Pour prévenir d’éventuelles attaques de l’EI contre la Jordanie de l’intérieur et de l’extérieur, Israël cherche également à aider le royaume hachémite à la fois militairement et financièrement.

Les liens économiques sont déjà profonds. L’année dernière, avant de démissionner du gouvernement suite à un scandale pour harcèlement sexuel en décembre, le ministre de l’Energie et de l’eau, Silvan Shalom, avait signé deux accords historiques pour répondre aux besoins en énergie et en eau de la Jordanie – un pipeline d’eau de 800 millions $ et un accord d’environ 15 milliards de dollars sur le gaz. (La Jordanie importe actuellement plus de 95 % de son énergie, ce qui lui coûte environ un cinquième de son PIB).

Du côté de la sécurité, il existe une coopération étroite des renseignements contre les islamistes. Cela inclut le déploiement par Israël de drones de surveillance sur la frontière syro-jordanienne, pour fournir aux Jordaniens des renseignements. Israël a également fourni à la Jordanie environ 16 hélicoptères de combat Cobra en juille, afin de patrouiller à la frontière.

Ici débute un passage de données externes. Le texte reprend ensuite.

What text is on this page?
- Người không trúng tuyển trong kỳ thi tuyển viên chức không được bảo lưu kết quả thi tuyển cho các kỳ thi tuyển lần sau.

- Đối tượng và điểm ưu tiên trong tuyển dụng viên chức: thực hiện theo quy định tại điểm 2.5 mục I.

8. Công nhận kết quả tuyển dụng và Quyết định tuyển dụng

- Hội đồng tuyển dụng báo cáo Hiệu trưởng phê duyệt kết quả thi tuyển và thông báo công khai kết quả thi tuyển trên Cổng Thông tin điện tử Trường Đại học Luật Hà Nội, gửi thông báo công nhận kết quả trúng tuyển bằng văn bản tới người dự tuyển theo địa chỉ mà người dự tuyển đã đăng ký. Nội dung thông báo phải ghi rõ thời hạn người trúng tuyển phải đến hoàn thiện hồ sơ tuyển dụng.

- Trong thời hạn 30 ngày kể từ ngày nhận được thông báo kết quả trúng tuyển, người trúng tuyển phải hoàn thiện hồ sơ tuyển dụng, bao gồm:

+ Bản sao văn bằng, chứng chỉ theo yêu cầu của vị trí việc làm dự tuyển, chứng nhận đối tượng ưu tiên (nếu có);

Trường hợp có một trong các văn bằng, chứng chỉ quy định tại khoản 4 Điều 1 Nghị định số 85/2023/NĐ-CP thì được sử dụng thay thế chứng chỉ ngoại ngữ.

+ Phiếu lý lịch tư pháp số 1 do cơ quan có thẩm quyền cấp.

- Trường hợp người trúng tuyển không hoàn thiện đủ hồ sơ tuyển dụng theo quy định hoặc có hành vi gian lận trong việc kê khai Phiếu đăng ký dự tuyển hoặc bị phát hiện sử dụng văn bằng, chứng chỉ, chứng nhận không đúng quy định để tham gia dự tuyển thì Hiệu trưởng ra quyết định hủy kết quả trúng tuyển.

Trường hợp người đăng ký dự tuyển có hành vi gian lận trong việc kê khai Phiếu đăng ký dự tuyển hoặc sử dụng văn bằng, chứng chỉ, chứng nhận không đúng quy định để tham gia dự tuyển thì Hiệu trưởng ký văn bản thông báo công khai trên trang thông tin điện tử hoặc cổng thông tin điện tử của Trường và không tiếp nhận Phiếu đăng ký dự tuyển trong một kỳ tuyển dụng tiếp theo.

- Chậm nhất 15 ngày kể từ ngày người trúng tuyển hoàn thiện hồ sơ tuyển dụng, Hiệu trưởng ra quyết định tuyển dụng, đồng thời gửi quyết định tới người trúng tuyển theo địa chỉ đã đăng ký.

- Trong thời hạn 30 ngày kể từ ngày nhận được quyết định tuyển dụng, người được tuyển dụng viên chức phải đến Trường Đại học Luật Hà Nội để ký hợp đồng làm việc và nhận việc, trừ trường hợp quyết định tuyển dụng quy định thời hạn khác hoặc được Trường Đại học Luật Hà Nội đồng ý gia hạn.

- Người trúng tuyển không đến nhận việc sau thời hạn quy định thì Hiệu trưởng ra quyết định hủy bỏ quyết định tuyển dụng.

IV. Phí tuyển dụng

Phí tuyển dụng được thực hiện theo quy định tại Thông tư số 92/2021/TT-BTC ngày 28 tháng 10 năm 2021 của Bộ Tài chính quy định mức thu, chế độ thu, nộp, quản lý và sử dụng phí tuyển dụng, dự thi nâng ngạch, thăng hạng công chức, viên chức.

Pourtant, Israël ne compte pas uniquement sur la Jordanie pour la sécurité. Mudar Zahran, l’activiste exilé qui dirige la coalition de l’opposition jordanienne au Royaume-Uni, a noté qu’Israël investit près d’un milliard $ dans une barrière de sécurité à la frontière avec la Jordanie Qu’est-ce qui protège les frontières d’Israël », a fait valoir Zahran, « C’est une incroyable puissance militaire, et une histoire qui prouve que quiconque attaque sera sévèrement puni ».